Maruti Suzuki export plans: Maruti Suzuki reveals recipe for improved export plans in FY25

After a fruitful FY24, Indian automaker Maruti Suzuki is eyeing nearly 3 lakh exports in FY25 with focus on bettering its portfolio abroad, the company’s Executive Director of Corporate Affairs said on Wednesday.

With 283,067 units exported, the company has continued to be India’s top exporter of passenger cars for the third year in a row. Further, Maruti Suzuki recently achieved the significant accomplishment of manufacturing more than 3 crore automobiles in India.

The supporting factors to this outlook include better products, improved portfolio in foreign nations and transfer of talent, Rahul Bharti told ET Online.

“Fundamentally, the products have to be good and competitive in terms of technology, quality, and cost. And this is what gives us a lot of confidence in the global as well as domestic markets,” he said, adding that increased sales efforts such as more launches in more markets is also a reason for growth in exports.

In an investors’ call, Executive Director (Sales and Marketing), Partho Banerjee also revealed that the automaker has clocked total exports of about 18,000 crore and a net export of 90,700 crore with imports of around 87,000 crore.

The automaker in its Q4 concall had noted that exports are expected to grow in future years with demand from Latin America, the Middle East, and Africa on account of favourable Free Trade Agreements (FTAs) between the countries. “Today, we are in 100 markets but not all our models are available in these markets. So, if we keep increasing our portfolio in these individual markets then the exports increase,” Bharti stated.However, the geo-political tensions including the current crisis in the Red Sea may pose logistical problems, the management had said in the concall, adding that it may increase lead time for dispatches in Q1FY25.

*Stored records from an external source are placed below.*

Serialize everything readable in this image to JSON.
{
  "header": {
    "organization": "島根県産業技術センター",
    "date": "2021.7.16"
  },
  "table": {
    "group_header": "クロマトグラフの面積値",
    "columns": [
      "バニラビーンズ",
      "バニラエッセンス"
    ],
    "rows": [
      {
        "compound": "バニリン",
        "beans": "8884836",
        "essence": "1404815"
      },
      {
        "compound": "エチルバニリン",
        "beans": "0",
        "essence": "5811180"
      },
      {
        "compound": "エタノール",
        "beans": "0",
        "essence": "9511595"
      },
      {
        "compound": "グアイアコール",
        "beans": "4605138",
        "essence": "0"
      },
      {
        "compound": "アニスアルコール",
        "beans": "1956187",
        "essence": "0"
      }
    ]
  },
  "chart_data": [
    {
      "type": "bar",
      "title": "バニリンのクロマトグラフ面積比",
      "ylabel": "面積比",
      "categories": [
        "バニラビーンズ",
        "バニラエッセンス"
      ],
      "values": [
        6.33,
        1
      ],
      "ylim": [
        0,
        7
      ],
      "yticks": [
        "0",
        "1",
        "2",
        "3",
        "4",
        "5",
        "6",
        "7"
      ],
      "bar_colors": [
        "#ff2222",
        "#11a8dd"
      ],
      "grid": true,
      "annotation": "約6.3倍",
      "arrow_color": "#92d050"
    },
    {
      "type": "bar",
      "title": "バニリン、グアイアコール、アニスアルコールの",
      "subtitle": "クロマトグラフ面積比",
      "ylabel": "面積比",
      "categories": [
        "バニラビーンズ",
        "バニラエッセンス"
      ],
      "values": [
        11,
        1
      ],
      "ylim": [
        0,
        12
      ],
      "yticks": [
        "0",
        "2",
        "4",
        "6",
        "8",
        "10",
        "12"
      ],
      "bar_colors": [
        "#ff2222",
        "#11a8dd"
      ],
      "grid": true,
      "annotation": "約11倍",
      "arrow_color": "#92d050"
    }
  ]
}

According to Maruti’s top executive, driving sales via exports would also need an enhanced network and more workforce.

“Next is deeper penetration, which means increasing the network. And furthermore, some transfer of best practices from India, such as sales and service help increase sales in the export markets, Bharti explained.

A report by HDFC Securities’ “HSIE Results Daily” said that while the automobile industry reported a decline in exports, MSIL increased its export volume in FY24 by 10% aided by new SUV launches. The exports saw a massive 50 per cent jump, it added.

Having started exports in 1987, about 42 per cent of India’s exports today are from Maruti Suzuki.

“…The best part is that our first EV will be exported to Europe and Japan. Till now, EVs were a topic of imports. We will be able to shift the topic to exports when it comes to EVs and to advanced markets like Europe and Japan this year itself, this calendar year, Bharti had told ET Now in February.

In April, Maruti recorded a 4.7 per cent increase in total sales at 1,68,089 units compared to 1,60,529 units in the same month last year. Meanwhile, total domestic passenger vehicle sales stood at 1,37,952 units as against 1,37,320 units in April 2023.

However, a Nomura has suggested that Maruti’s growth is likely to be slower in FY25 owing to the weak model cycle as compared to the previous year.

The shares of Maruti Suzuki were trading at Rs 12,657, down 1.25 per cent at 10.05 am on Thursday.